My guess is someday, something else will overtake machine learning. It won't happen tomorrow, next week, or even next year. But it is bound to happen and if Nvidia is alert, they will adjust to the changing conditions. If they didn't it is doubtful they would be in business today.
And people in this discussion forum need to remember that whatever Nvidia and Intel do doesn't prevent AMD from assigning some engineers to research machine learning technologies in their R&D labs.

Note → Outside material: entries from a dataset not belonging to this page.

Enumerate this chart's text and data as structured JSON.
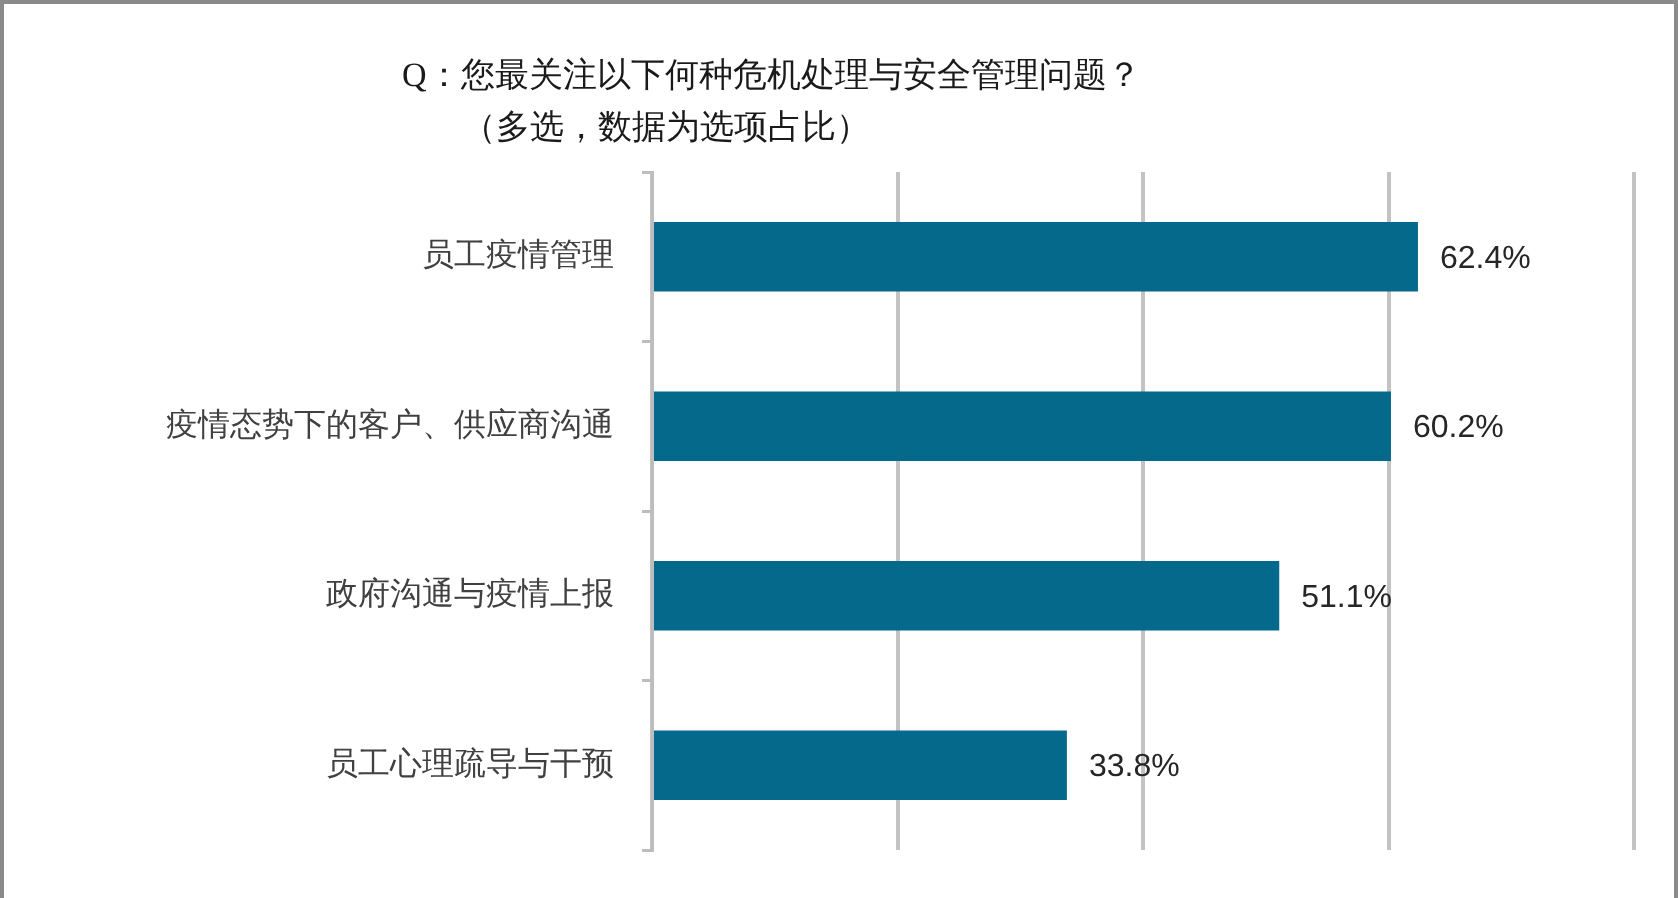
{
  "chart_data": {
    "type": "bar",
    "orientation": "horizontal",
    "title": "Q：您最关注以下何种危机处理与安全管理问题？",
    "subtitle": "（多选，数据为选项占比）",
    "categories": [
      "员工疫情管理",
      "疫情态势下的客户、供应商沟通",
      "政府沟通与疫情上报",
      "员工心理疏导与干预"
    ],
    "values": [
      62.4,
      60.2,
      51.1,
      33.8
    ],
    "value_labels": [
      "62.4%",
      "60.2%",
      "51.1%",
      "33.8%"
    ],
    "color": "#04698a",
    "xlim": [
      0,
      80
    ],
    "xticks": [
      {
        "value": 0,
        "label": null
      },
      {
        "value": 20,
        "label": null
      },
      {
        "value": 40,
        "label": null
      },
      {
        "value": 60,
        "label": null
      },
      {
        "value": 80,
        "label": null
      }
    ],
    "grid": "x",
    "tick_labels": "y"
  }
}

It's up to all businesses to adapt to the changing environment and customers' wishes. If you had a limited amount of flour and oven space and people will pay way more for your pie than your cookies, well, you'd make pie. If a farmer gets more from ambrosia cantaloupe than watermelon, he's going to plant cantaloupe instead. In the summer make lemonade, in the winter make hot chocolate.
This is not rocket science people, these are basic business principles on how to run a company that will last. This is nothing new, it goes back to the first time humans started producing things.
I could be totally off base and they pull the pin on the gaming segment all together, but I suspect that yeah, it's about more than just margins and shareholders, there's a heap of value in perceptions, and I think there's ego at stake there too.
I hope this is only the beginning and not the end of a chapter in the history of AI. And the rest of the market parties will catch up in time.
The handing on a platter part is they could have sold chips to MS at a loss for a year or two, it would have bankrupted AMD at the time. They gave AMD a lifeline instead.
Their later actions also support my interpretation: they opted to supply Nintendo a few years later and that's hardly likely to be a high margin business. Moreover, Nvidia of 2010-2013 wasn't Intel; they didn't have any cause to fear an anti-trust case and would have crushed AMD if they could have. That they didn't succeed in winning the Sony and Microsoft consoles was down to two things: lackluster SOCs, and more importantly, bad relationships with both Microsoft and Sony.
Nvidia Tegra 4 results below: notice that it is slower than the A4-5000 despite a nearly 30% higher clock (1.9 vs 1.5 GHz)
1. If Nvidia couldn't compete, how come AMD didn't crush them in the SoC market?
2. Without AMD, Nvidia would have become a GPU monopoly, that's what they were avoiding.
We are talking about 2013 not 2023. How would Nvidia have been investigated for anti-trust when AMD was still at 40% market share in discrete GPUs?